La Hulpe, terre d’accueil d’un poète et d’un dessinateur

Déjà 50 ans de bandes dessinées pour Will !

Jijé (Spirou) l’estimait très doué pour le dessin mais préférait sa peinture. Pour Morris (Lucky Luke), il est incapable de dessiner quelque chose d’inesthétique. Roba (Boule et Bill), son vieil ami, le voit comme un rocker sur une colline de Provence et souligne son sens de l’hospitalité. Walthéry (Natacha) avoue que c’est lui qui lui a appris à dessiner les filles (1).

Will (Willy Maltaite), c'est un peu tout cela. Mais c'est surtout l'un des dinosaures de la bande dessinée belge qui fête aujourd'hui ses 50 ans de planches! Et c'est à La Hulpe, où il habite depuis 1960 une maison blanche près de la gare et faisant penser à celles qu'il dessine, qu'il fêtera l’événement ce week-end en exposant une trentaine de ses dessins et peintures (2). Pour juger de ses qualités artistiques, c'est suffisant. Mais pour apprécier l'homme, son humilité, sa chaleur, son hospitalité et celle de son épouse, il faut arrêter le temps et l'écouter. De préférence près d'un feu qui crépite.

– C’est à Jijé (Joseph Gillain) que je dois tout. J’avais 15 ans et ne connaissais rien quand je l’ai rencontré. Lui tenait seul le journal de Spirou. Il m’a appris le dessin, la couleur, la sculpture... A la fin de la guerre, quand il est allé habiter Waterloo, il nous a hébergés, Franquin, Morris et moi. Nous travaillions ensemble, faisions des blagues et sortions. Il y avait une terrible ambiance ! J’étais le gamin...

En 1946 survint sa première publication dans « Hebdo », deux ans avant qu’il auto-édite sa première BD, « Le mystère de Bambochal». Puis vint la reprise de Tif et Tondu, personnages créés en 1938 par Fernand Dineur et qui entraîneront Will à travers 39 albums. Un bail de 40 ans en compagnie de quatre scénaristes : Dineur, Rosy, Tillieux et Desberg. Voici 5-6 ans, il décida de céder la série.

– C’est déjà parce que j’avais envie de dessiner autre chose que j’ai créé vers 1968 le personnage un peu plus magique d’Isabelle qui a donné lieu à une dizaine d’albums. Et c’est pour la même raison que j’ai abordé récemment avec Desberg la BD pour adultes. Avec «Le jardin des désirs, La 27è lettre et L’appel de l’enfer » .

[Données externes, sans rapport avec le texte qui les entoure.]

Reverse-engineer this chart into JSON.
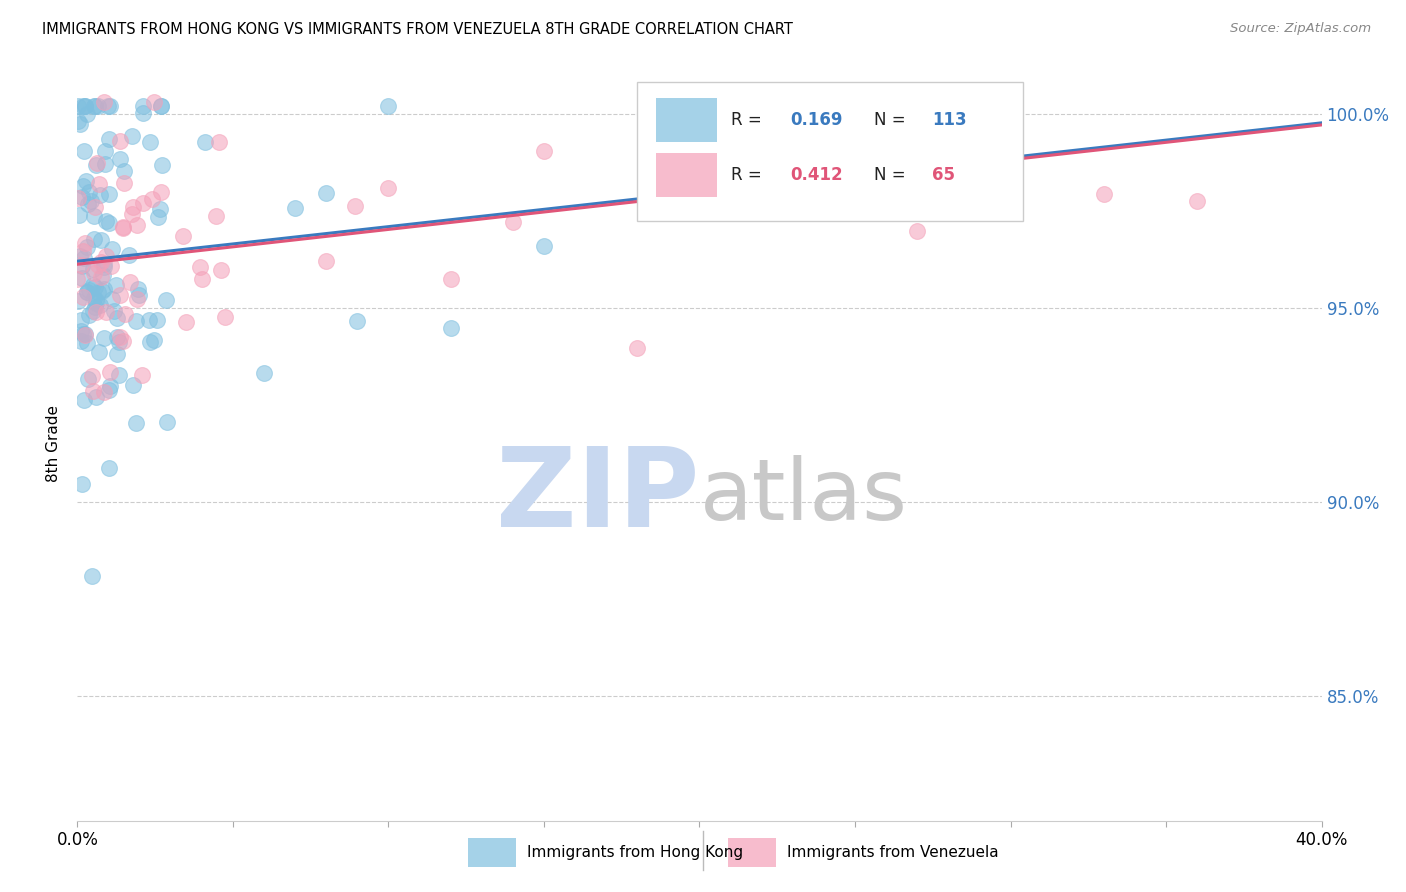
{
  "title": "IMMIGRANTS FROM HONG KONG VS IMMIGRANTS FROM VENEZUELA 8TH GRADE CORRELATION CHART",
  "source": "Source: ZipAtlas.com",
  "ylabel": "8th Grade",
  "ytick_values": [
    0.85,
    0.9,
    0.95,
    1.0
  ],
  "xlim": [
    0.0,
    0.4
  ],
  "ylim": [
    0.818,
    1.012
  ],
  "color_blue": "#7fbfdf",
  "color_pink": "#f4a0b8",
  "line_color_blue": "#3a7abf",
  "line_color_pink": "#e05578",
  "watermark_zip_color": "#c8d8f0",
  "watermark_atlas_color": "#c8c8c8",
  "legend_r1": "0.169",
  "legend_n1": "113",
  "legend_r2": "0.412",
  "legend_n2": "65"
}
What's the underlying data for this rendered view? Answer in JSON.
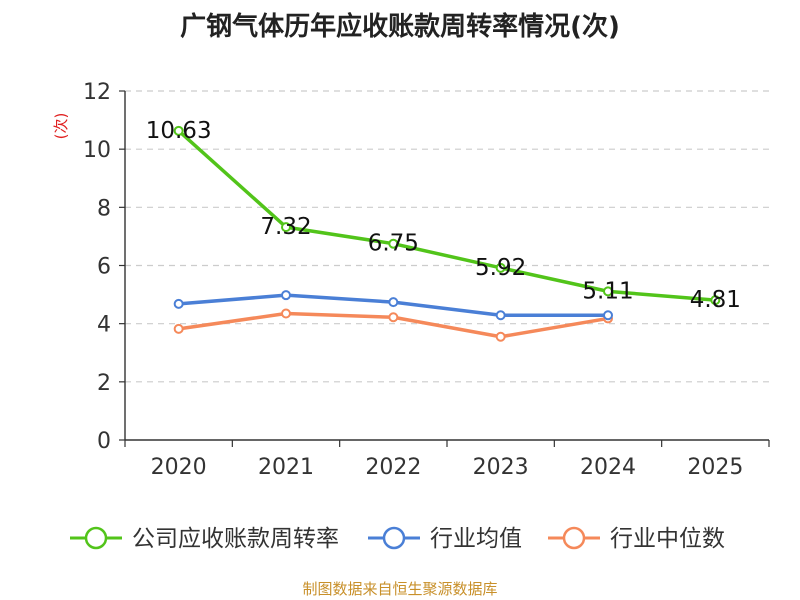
{
  "chart_data": {
    "type": "line",
    "title": "广钢气体历年应收账款周转率情况(次)",
    "ylabel": "(次)",
    "xlabel": "",
    "categories": [
      "2020",
      "2021",
      "2022",
      "2023",
      "2024",
      "2025"
    ],
    "ylim": [
      0,
      12
    ],
    "yticks": [
      0,
      2,
      4,
      6,
      8,
      10,
      12
    ],
    "grid": true,
    "legend_position": "bottom",
    "series": [
      {
        "name": "公司应收账款周转率",
        "color": "#52c41a",
        "values": [
          10.63,
          7.32,
          6.75,
          5.92,
          5.11,
          4.81
        ],
        "labels": [
          "10.63",
          "7.32",
          "6.75",
          "5.92",
          "5.11",
          "4.81"
        ],
        "markers": true
      },
      {
        "name": "行业均值",
        "color": "#4a7fd6",
        "values": [
          4.68,
          4.98,
          4.74,
          4.29,
          4.29,
          null
        ],
        "markers": true
      },
      {
        "name": "行业中位数",
        "color": "#f5895a",
        "values": [
          3.82,
          4.35,
          4.22,
          3.55,
          4.18,
          null
        ],
        "markers": true
      }
    ]
  },
  "source": "制图数据来自恒生聚源数据库",
  "colors": {
    "ylabel": "#e02020",
    "source": "#c8902a",
    "axis": "#333333",
    "grid": "#cccccc"
  }
}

S’il peut aujourd’hui dessiner selon ses fantaisies, Will regrette l’époque où les auteurs travaillaient en équipe. Les temps ont changé. Les candidats se bousculent aux portillons. Chacun pour soi... Si je peux donner un conseil à un jeune, c’est d’être le meilleur. Et encore, ce n’est pas garanti...

Petite pensée fière pour son fils aîné Eric qui a dessiné seul son chemin dans la BD et qui est parti habiter en Espagne. Willy et Claude Maltaite, eux, restent fidèles à La Hulpe. Même si le quartier est un peu plus bruyant.

 

Même s'il a arrêté la série, Will reste l'homme de Tif et Tondu.

N'a-t-il pas un peu la tête des deux héros confondus? 

Photo Paul Joachim

Ch. S. dans LE SOIR du 8 mars 1996

(1) Témoignages recueillis dans « Will », album magnifiquement illustré paru aux Editions Concerto (1994).
(2) A la maison communale, samedi et dimanche, de 11 à 18 heures.